Price, who resigned from her position at the News & Record in May, expressed dismay at the newspaper’s response to the revelations about Young’s misconduct. She charges that the organization tried to protect itself while jeopardizing its employees’ safety, that HR staff should have acknowledged that exposing genitals to coworkers is a criminal offense, and should have contacted the police as soon as they first received reports of the misconduct. She said the news organization also should have circulated a memo warning employees to be on guard against sexual harassment. Then, perhaps more victims would have felt emboldened to come forward, putting Young on notice.
Finnegan defended the News & Record’s handling of the matter and efforts to protect employees in its official statement on Tuesday, writing that the company “took several steps to try to provide assistance to our employees — we offered counseling to those we know were affected, so we sent a broader communication to our entire staff to remind them that of counseling services available to them through our Employee Assistance Program, and we required all employees to take anti-harassment training this spring, as we do periodically.”
Price said the company’s handling of the complaint destroyed her faith in the News & Record’s credibility.
“Not that their reporters don’t have credibility,” she said. “She reported a crime, and they did nothing about it, but they treated it as a ‘he said she said.’”
The experience took a significant toll on Price. She believes Young intentionally took advantage of her vulnerability, and then the episode of workplace sexual harassment ratcheted up the pressure she was already experiencing.
“By the time I went to the doctor my blood pressure was so high, the stress level was so high,” Price recounted. “He ended up referring me to a mental health facility here in Greensboro…. I became so angry that I could no longer represent this company in a positive light. I lost employment. My blood pressure, that was out of the roof; my stress level, that was out of the roof.
“The sexual harassment on top of everything else just rendered me useless when it came to me doing my job,” Price added. “When things are piling up one person can only take so much.”
Although Young was not a senior employee in a technical sense, Price said his status as the only digital designer made him indispensable and allowed him to wield power over others. Young’s skills were crucial to the success of some of Price’s most lucrative accounts like the Greensboro Swarm.

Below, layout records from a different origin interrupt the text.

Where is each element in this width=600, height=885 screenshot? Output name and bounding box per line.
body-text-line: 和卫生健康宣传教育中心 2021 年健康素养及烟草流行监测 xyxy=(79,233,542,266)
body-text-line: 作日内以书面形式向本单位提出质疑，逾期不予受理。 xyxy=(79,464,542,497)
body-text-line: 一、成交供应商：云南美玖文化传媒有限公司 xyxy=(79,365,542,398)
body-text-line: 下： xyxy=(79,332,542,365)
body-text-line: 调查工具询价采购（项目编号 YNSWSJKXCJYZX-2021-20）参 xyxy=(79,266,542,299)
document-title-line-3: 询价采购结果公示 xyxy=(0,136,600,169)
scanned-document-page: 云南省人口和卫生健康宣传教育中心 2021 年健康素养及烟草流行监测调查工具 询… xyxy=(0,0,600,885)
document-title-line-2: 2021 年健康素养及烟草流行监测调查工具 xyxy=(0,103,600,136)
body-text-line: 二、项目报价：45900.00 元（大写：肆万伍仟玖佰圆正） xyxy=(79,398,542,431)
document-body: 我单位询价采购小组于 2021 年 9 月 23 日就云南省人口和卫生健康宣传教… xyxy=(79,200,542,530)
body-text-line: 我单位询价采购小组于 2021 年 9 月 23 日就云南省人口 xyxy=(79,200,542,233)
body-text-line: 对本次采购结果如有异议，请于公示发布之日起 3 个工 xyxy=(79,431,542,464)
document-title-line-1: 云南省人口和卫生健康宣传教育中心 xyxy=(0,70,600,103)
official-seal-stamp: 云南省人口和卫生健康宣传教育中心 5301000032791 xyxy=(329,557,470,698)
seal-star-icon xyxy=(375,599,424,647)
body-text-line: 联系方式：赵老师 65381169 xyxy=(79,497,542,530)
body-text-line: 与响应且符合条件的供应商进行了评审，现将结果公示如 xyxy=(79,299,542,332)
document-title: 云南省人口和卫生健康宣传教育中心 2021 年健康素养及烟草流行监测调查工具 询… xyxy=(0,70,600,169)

“The power’s not always with a manager,” Price said. “Sometimes the power is a person you rely on to carry out and execute campaigns, and I couldn’t afford to sabotage that.”
When Young appeared in court on Dec. 13, three of his victims were present, including Price. The reporter who made the initial complaint in November 2016 told the court she wanted Young to get help and wanted to make sure the staff at the News & Record remained safe. Price said the prosecutor indicated that there were five victims, although she only knows two others. A second News & Record reporter, whom TCB is not identifying, also attended the hearing.
“I’m happy we got a conviction,” Price said. “It vindicates all five women. We stopped a potential serial sex offender.”